Candace frowned thoughtfully. "Might be. I got lots of kinfolk, brothers and cousins and…" She paused. "How old a man was he?" she asked sharply.
"Hankins wasn't sure," Josh said, catching the change in Candace's tone but uncertain as to what it meant.
"Was he around my age or older or… younger?" Candace asked, her voice strange in the darkness.
"I really don't know. Is anything wrong?" he asked with growing concern.
"Wrong?" she said distractedly. "No, nothing's wrong." Then she smiled, her teeth a white slash in her dark face, but Josh knew the smile was forced. "Well, if he's kin of mine, I reckon he'll show up here sooner or later. Good night, Mr. Josh."
Josh frowned as he watched her hurry away. When Hankins first told him about the stranger, Josh had been certain the man could not possibly mean Candace any harm. He knew Candace could not have an enemy in the world. But for the first time in his life Josh considered the fact that he knew very little about Candace's past, a past that might possibly include someone of whom she would be afraid. But Candace was not afraid, not exactly. Her emotion had been something different, something he could not quite identify. He stood there in the dark, puzzling over it for a long time and trying not to look up at Felicity's darkened window.
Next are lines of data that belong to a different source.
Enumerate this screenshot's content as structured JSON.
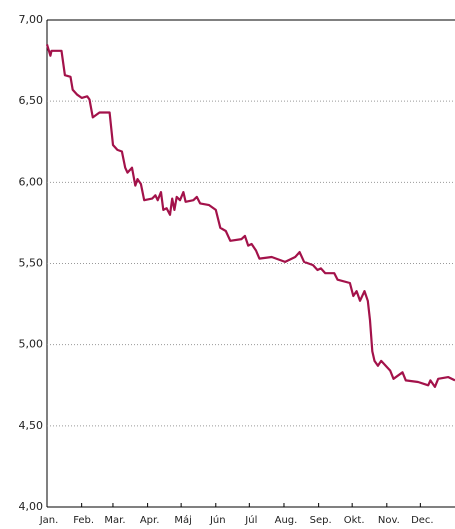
{
  "chart_data": {
    "type": "line",
    "x": [
      0,
      3,
      4,
      10,
      13,
      16,
      21,
      23,
      27,
      31,
      36,
      38,
      41,
      47,
      56,
      59,
      63,
      67,
      70,
      72,
      76,
      79,
      81,
      84,
      87,
      94,
      97,
      99,
      102,
      104,
      107,
      110,
      112,
      114,
      116,
      119,
      122,
      124,
      131,
      134,
      137,
      145,
      151,
      155,
      160,
      164,
      174,
      177,
      180,
      183,
      187,
      190,
      201,
      213,
      222,
      226,
      230,
      238,
      242,
      245,
      249,
      257,
      260,
      271,
      274,
      277,
      280,
      284,
      287,
      289,
      291,
      293,
      296,
      299,
      307,
      310,
      318,
      321,
      332,
      341,
      343,
      347,
      350,
      359,
      365
    ],
    "series": [
      {
        "color": "#a3124a",
        "values": [
          6.85,
          6.78,
          6.81,
          6.81,
          6.81,
          6.66,
          6.65,
          6.57,
          6.54,
          6.52,
          6.53,
          6.51,
          6.4,
          6.43,
          6.43,
          6.23,
          6.2,
          6.19,
          6.09,
          6.06,
          6.09,
          5.98,
          6.02,
          5.99,
          5.89,
          5.9,
          5.92,
          5.89,
          5.94,
          5.83,
          5.84,
          5.8,
          5.9,
          5.83,
          5.91,
          5.89,
          5.94,
          5.88,
          5.89,
          5.91,
          5.87,
          5.86,
          5.83,
          5.72,
          5.7,
          5.64,
          5.65,
          5.67,
          5.61,
          5.62,
          5.58,
          5.53,
          5.54,
          5.51,
          5.54,
          5.57,
          5.51,
          5.49,
          5.46,
          5.47,
          5.44,
          5.44,
          5.4,
          5.38,
          5.3,
          5.33,
          5.27,
          5.33,
          5.27,
          5.15,
          4.96,
          4.9,
          4.87,
          4.9,
          4.84,
          4.79,
          4.83,
          4.78,
          4.77,
          4.75,
          4.78,
          4.74,
          4.79,
          4.8,
          4.78
        ]
      }
    ],
    "xlim": [
      0,
      365
    ],
    "xticks": [
      {
        "value": 0,
        "label": "Jan."
      },
      {
        "value": 31,
        "label": "Feb."
      },
      {
        "value": 59,
        "label": "Mar."
      },
      {
        "value": 90,
        "label": "Apr."
      },
      {
        "value": 120,
        "label": "Máj"
      },
      {
        "value": 151,
        "label": "Jún"
      },
      {
        "value": 181,
        "label": "Júl"
      },
      {
        "value": 212,
        "label": "Aug."
      },
      {
        "value": 243,
        "label": "Sep."
      },
      {
        "value": 273,
        "label": "Okt."
      },
      {
        "value": 304,
        "label": "Nov."
      },
      {
        "value": 334,
        "label": "Dec."
      }
    ],
    "ylim": [
      4,
      7
    ],
    "yticks": [
      {
        "value": 4,
        "label": "4,00"
      },
      {
        "value": 4.5,
        "label": "4,50"
      },
      {
        "value": 5,
        "label": "5,00"
      },
      {
        "value": 5.5,
        "label": "5,50"
      },
      {
        "value": 6,
        "label": "6,00"
      },
      {
        "value": 6.5,
        "label": "6,50"
      },
      {
        "value": 7,
        "label": "7,00"
      }
    ],
    "grid": true
  }
}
"How long will you be gone?"
Asa Gordon looked up to where his landlady stood in the open doorway, and smiled. "Don't know exactly. This is a tough case and I might be gone several months," he reported, and returned to his packing. The task would not take long. His few changes of clothing would fit easily into the carpetbag sitting on his bed.
"Should I hold the room for you?" Mrs. Cruthers asked.
She was being professionally polite, in case someone happened to overhear, but Asa heard the petulant undertone in her voice. For the past several months, the buxom widow had been much more than his landlady. Sacrificing the cozy comfort of her bed was his only regret at leaving Philadelphia. But it was a tiny regret. He suspected that Mrs. Cruthers was beginning to imagine wedding bells in their future. Better to make the break a clean one.
"I reckon you can let the room go to someone else, since I don't know when I'll get back," he said, allowing just the proper note of apology to tinge his voice.
He had not expected a tearful scene, but he was equally surprised by her cold hauteur. "I should have figured as much from the likes of you," she sniffed, turning on her heel and stalking angrily away.
Asa paused in his packing, marveling over her reaction. Women, God love them, never ceased to amaze him. With a philosophical shrug, he resumed his chore. There would be other buxom widows. There were plenty of them in Texas.